Now that I have sufficiently given a plug for dates, (not just that they are fun, but absolutely paramount) I want to make a plug for moms and self care! Self care is taking the time to reenergize yourself so that you have more to give to your families. I have a really hard time doing this. I have come to realize that it is because I have my own issues from my upbringing that make me resist doing things for myself. It's not right, but I still have to make an effort to get over it. It's so weird, I don't feel I can do things for myself, but I feel bitter that I "can't" so things for myself. I always feel bad about it and it's a constant struggle. So, I have been trying to understand it's true value, which one can't fully get it until a mother allows herself to do something that really recharges her. I have found that I get recharged by a few things. Dates, for sure! Tennis workouts where I get to run, sweat, hit a ball (hard), and improve a skill and feel good about myself. I also like going to dinner with ladies from my neighborhood. All these things help me feel better, rejuvenate me, and help me face the responsibilities I have at home.
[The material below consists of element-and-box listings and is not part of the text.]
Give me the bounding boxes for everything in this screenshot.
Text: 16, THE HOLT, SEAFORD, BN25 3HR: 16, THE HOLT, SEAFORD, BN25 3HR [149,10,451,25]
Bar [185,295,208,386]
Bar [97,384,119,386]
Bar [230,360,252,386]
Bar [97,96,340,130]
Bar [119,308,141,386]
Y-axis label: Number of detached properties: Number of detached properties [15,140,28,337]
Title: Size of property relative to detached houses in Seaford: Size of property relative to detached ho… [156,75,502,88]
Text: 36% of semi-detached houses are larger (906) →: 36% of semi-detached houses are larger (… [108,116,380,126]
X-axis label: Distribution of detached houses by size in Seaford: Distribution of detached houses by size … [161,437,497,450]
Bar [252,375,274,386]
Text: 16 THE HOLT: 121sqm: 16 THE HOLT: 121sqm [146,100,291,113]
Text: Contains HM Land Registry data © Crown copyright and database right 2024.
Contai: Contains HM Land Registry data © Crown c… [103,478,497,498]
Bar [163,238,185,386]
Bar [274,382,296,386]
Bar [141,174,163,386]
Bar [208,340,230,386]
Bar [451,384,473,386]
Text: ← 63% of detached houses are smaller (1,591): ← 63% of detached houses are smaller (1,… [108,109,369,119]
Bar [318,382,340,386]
On to Jake. These few weeks have been relatively good. He has been compliant, doing many chores, and been mostly fun to be around. I wish I had blogged about the specifics of Jake's behavior this time, because we have specific documentation of his outrageous behavior, but not much of his good behavior. It's a sad reality and I recommit to writing about how good his good really is and how much progress his is making. See the next entry for the huge miracles in progression Jake had this week.
This blog entry's lesson: Take time to nurture yourself and your spouse. This is the most important thing a mother can do to protect and help her children. There is always a balance, children need your time, too. But if your marriage is suffering and you are drained and stressed all the time, you cannot give your best self to your children. So, fun dating, and fun recharging to us all!